If you’ve been following the latest updates on COVID-19, be it maps tracking testing and infection rates or New York governor Cuomo’s briefings, you’re mentally exhausted. These data visualizations are necessary for staying informed, and yet they’re so relentlessly negative, they can be hard to process.
“We don’t want to do the Pollyanna project,” says Pentagram partner Giorgia Lupi, who spearheaded the project alongside her team. “But at the same time, it’s a moment when collectively, as a population, for our mental health, we need to know there’s some positivity in the world.”
Lupi is known for approaching data in a humanistic way, and you can see her fingerprints all over the project. Each Happy Data entry starts with a photo looking out the window from someone’s home. Statistics are drawn into the scene atop the glass as if by Sharpie. But it’s all done digitally, using a casual font developed from Lupi’s own handwriting.

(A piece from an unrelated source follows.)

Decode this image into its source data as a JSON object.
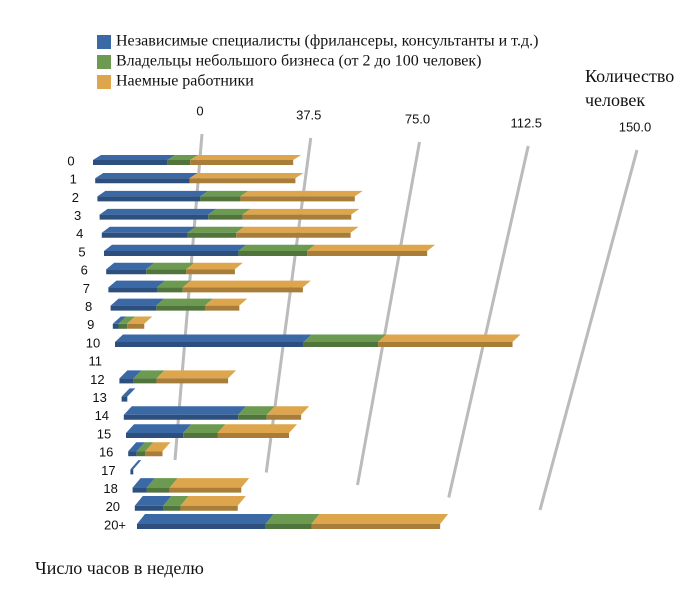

In one instance, Lupi’s view of the Manhattan skyline from Brooklyn is transformed into a bar chart. Gold coins tower like skyscrapers over the landscape. Each tower represents the donations of an NBA franchise. In another, the blue sky over an apartment complex in Milan is transformed into an area graph, which tracks the decreasing particulate matter and nitrogen dioxide in the air from January through March.“We’re all cooped up, longing for an outside world that feels like a dream,” Lupi says. “So the concept of drawing tiny bits of data sets on our windows . . . it just felt like a powerful concept to explore.”
Happy Data only has a small handful of images up so far, but Lupi says that Pentagram will continue releasing more visualizations over time. And if you’d like your own view to get a Happy Data makeover, Pentagram is taking submissions for photos on their site.